Some might argue that the business background of key members of the Bush administration — from the president himself to Treasury Secretary Henry Paulson — did no good for the economy.
But going to the other extreme — totally ignoring experience in how the business world works — is unlikely to be good for the country as a whole or for investors. This is particularly true for the senior economic-policy team.
The Obama economic team so far is dominated by academics with no real-life experience, from his choices for Treasury secretary to chairman of the Council of Economic Advisers to secretary of commerce.
If the business community was overrepresented in the Bush administration, it looks to be underrepresented in the incoming Obama administration.
All the nominees so far, and most of those on the list of likely candidates for other key positions, have spent their entire working lives on the government payroll, in academia or at think tanks. Few have had to worry about making a profit to meet the payroll.
For example, Timothy Geithner, whom Mr. Obama nominated as Treasury secretary, has no experience in private banking or finance. Mr. Geithner's career took him through the Department of the Treasury to the International Monetary Fund to the Federal Reserve Bank of New York.
Christine Romer, the nominated chairman of the Council of Economic Advisers, has been an academic all her working life and is a professor of economics at the University of California, Berkeley.
Bill Richardson, nominated to be secretary of commerce, has been a career politician except for two brief periods when he was president of the Richardson Trade Group, a Santa Fe, N.M.-based international-trade consulting firm, and a managing director of Kissinger McLarty Associates, a strategic-advisory firm in Washington. He also served on several corporate boards in between elected office.
Peter Orszag, nominated to be director of the Office of Management and Budget, is another academic who has spent his career either in the protected world of government service or think tanks.
Other Obama economic advisers likely to be named to key positions, such as former Treasury Secretary Lawrence Summers, and Austan Goolsbee, an economics professor at the University of Chicago, likewise have no business experience.
Mr. Obama could strengthen the economic team by adding some recently retired business executives or by luring some currently employed executives to government service.
They would provide advice on the real effects, as distinct from academic theories and guesses, on employment and investment of various tax policies.
Mr.

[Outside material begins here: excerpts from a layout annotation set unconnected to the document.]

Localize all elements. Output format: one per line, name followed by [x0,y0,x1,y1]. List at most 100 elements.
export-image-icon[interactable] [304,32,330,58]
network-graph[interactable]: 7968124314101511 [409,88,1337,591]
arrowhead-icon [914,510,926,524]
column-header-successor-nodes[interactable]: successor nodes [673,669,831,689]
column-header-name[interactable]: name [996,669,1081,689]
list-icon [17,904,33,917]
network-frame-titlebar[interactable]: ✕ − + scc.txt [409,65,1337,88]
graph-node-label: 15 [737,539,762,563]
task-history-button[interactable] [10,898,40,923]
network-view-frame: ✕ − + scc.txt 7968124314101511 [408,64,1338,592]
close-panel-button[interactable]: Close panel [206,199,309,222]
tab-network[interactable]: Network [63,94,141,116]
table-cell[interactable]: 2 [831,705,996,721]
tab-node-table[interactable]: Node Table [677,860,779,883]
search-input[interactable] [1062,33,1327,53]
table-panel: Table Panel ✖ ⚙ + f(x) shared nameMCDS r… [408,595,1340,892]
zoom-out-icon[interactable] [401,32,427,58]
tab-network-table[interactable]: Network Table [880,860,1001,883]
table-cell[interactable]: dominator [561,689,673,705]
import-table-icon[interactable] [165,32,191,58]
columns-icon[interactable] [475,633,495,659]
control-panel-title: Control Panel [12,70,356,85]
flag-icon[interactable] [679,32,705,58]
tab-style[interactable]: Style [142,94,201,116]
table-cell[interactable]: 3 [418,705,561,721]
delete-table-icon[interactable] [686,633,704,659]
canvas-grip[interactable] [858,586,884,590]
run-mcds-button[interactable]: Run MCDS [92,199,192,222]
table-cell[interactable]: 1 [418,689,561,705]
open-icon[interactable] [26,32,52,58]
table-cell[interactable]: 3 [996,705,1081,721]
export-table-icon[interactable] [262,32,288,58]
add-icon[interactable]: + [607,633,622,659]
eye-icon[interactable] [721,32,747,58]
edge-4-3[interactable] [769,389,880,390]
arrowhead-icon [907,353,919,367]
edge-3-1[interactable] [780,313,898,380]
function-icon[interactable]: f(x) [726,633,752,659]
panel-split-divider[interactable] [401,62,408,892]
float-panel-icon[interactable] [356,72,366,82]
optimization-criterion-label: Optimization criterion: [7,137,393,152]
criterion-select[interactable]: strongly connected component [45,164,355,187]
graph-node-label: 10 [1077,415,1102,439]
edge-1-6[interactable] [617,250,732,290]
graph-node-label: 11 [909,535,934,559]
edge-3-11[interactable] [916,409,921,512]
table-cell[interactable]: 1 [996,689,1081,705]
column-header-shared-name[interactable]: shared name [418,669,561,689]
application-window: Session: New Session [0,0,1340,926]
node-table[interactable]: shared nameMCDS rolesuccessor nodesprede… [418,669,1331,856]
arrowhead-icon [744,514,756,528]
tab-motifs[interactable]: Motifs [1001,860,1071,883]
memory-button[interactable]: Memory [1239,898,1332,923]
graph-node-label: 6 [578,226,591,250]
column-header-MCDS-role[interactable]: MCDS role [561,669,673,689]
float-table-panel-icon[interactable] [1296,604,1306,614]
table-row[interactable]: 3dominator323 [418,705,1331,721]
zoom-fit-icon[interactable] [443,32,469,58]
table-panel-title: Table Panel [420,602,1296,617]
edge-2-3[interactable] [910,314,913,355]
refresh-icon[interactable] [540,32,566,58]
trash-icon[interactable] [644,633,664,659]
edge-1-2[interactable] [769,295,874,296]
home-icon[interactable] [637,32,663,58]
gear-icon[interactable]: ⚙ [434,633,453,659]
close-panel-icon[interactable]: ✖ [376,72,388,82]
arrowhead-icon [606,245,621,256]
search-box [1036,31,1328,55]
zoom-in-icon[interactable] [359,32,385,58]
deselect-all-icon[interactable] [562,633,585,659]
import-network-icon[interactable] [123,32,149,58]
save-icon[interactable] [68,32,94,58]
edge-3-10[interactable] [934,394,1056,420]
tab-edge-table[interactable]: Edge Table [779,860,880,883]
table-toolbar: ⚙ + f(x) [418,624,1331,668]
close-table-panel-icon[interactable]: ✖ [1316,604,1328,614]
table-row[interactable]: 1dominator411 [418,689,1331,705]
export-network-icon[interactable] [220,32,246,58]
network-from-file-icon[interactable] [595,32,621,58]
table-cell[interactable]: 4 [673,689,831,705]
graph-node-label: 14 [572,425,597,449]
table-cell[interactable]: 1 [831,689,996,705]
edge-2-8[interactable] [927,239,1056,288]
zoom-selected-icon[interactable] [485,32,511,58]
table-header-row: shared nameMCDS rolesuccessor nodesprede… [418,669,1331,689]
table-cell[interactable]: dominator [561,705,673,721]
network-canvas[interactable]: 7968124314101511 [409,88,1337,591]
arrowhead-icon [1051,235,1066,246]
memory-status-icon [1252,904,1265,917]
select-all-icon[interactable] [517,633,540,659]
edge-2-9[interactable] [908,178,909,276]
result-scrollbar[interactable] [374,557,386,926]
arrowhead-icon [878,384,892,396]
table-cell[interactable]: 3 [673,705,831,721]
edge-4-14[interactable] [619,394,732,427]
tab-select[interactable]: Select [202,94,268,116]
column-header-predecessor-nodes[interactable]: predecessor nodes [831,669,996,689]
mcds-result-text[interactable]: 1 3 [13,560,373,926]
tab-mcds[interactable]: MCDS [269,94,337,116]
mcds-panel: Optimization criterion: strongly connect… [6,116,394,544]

Obama has promised changes to current policies which will have large effects on the business and investment communities, including changes in corporate taxes, capital gains and dividend taxes, health care, trade policy and labor policy.
He shouldn't develop such changes without input from the private sector through some members of his team.
Mr. Obama has said he doesn't want a team solely comprising those who agree with him, but so far, there is no obvious contrary opinion on the economic team.
The private sector needs some advocates in the new administration, if only because it will find few in Congress where its natural allies, the Republicans, have been reduced to a virtually helpless minority.